Discussing the energy-momentum tensor in presence of gravitational field, our professor stated that, except some particular cases, it’s not possibile to define a “global” energy and momentum in general relativity. Energy and momentum are only defined locally as densities in the energy-momentum tensor. Why?

Well, the situation is even worse.

1. Globally, energy (momentum) as the integral of an energy (momentum) density over a non-compact space may be divergent/non-integrable, respectively.

2. Locally, there's no well-defined gravitational stress-energy-momentum (SEM) tensor, cf. e.g. this, this, this, this Phys.SE posts and links therein. Nevertheless, check out the notion of a Landau–Lifshitz pseudotensor, which is not general covariant.
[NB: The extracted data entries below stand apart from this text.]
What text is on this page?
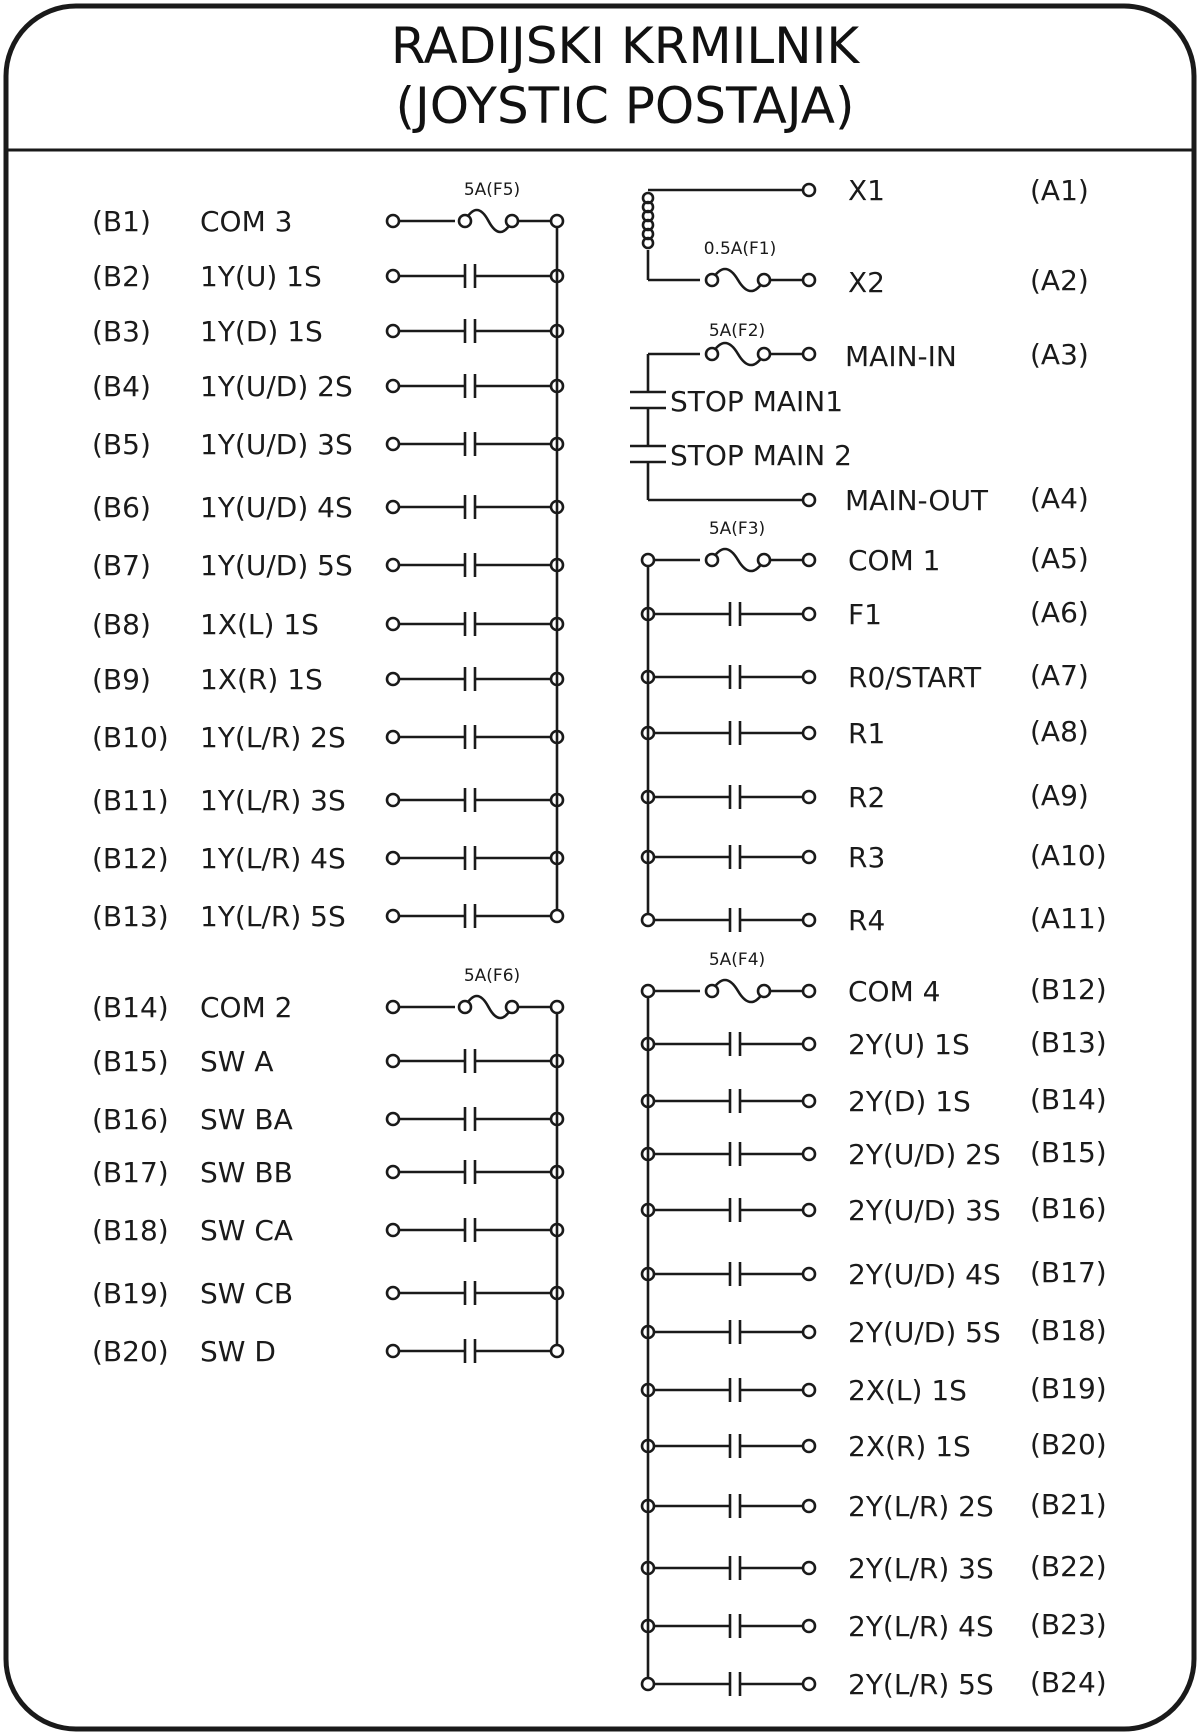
RADIJSKI KRMILNIK
(JOYSTIC POSTAJA)
(B1) COM 3
5A(F5)
(B2) 1Y(U) 1S
(B3) 1Y(D) 1S
(B4) 1Y(U/D) 2S
(B5) 1Y(U/D) 3S
(B6) 1Y(U/D) 4S
(B7) 1Y(U/D) 5S
(B8) 1X(L) 1S
(B9) 1X(R) 1S
(B10) 1Y(L/R) 2S
(B11) 1Y(L/R) 3S
(B12) 1Y(L/R) 4S
(B13) 1Y(L/R) 5S
(B14) COM 2
5A(F6)
(B15) SW A
(B16) SW BA
(B17) SW BB
(B18) SW CA
(B19) SW CB
(B20) SW D
0.5A(F1)
X1	(A1)
X2	(A2)
5A(F2)
MAIN-IN	(A3)
STOP MAIN1
STOP MAIN 2
MAIN-OUT (A4)
5A(F3)
COM 1	(A5)
F1	(A6)
R0/START (A7)
R1	(A8)
R2	(A9)
R3	(A10)
R4	(A11)
5A(F4)
COM 4	(B12)
2Y(U) 1S (B13)
2Y(D) 1S (B14)
2Y(U/D) 2S (B15)
2Y(U/D) 3S (B16)
2Y(U/D) 4S (B17)
2Y(U/D) 5S (B18)
2X(L) 1S (B19)
2X(R) 1S (B20)
2Y(L/R) 2S (B21)
2Y(L/R) 3S (B22)
2Y(L/R) 4S (B23)
2Y(L/R) 5S (B24)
• 1. Just so I don't have nightmares, these topics are out of an introductory course on gr? 2. Our professor just mentioned them, I wanted to know more about it but it's kinda frightening
– john
Feb 5 at 14:41
• 1. Probably not. Feb 5 at 16:15

A crucial problem is that one cannot unambiguously add vectors applied to different events in spacetime in the non-affine spacetime of GR. Hence you cannot add (integrate) the four momenta (densities) located on a spatial slice to construct a global quantity. The problem is even more difficult because one also would like that such a sum or integral be also constant in time (some notion of time associated to a family of spatial slices) in some situations, in order to have a meaningful notion.

Scalars can be instead integrated and this is a way out. Instead of trying to define a global four vector one can define a global component of a fourmomentum with respect to a vector field. Mathematically speaking that object is the integral over a spacelike slice of the spacetime of $${T^a}_b\xi^b n_a,$$ where $$n$$ is the unit normal to the slice and $$\xi$$ the said vector field. (That slice is a Cauchy surface if assuming that the spacetime is globally hyperbolic.) If this vector is a Killing vector and if $$T$$ is symmetric, then the integral of the above quantity is in fact conserved, changing the spatial slice, under mild requirements on the space infinity behaviour of $$T$$. If $$\xi$$ is a Killing timelike vector field, this procedure gives rise to a meaningful notion of conserved energy in particular.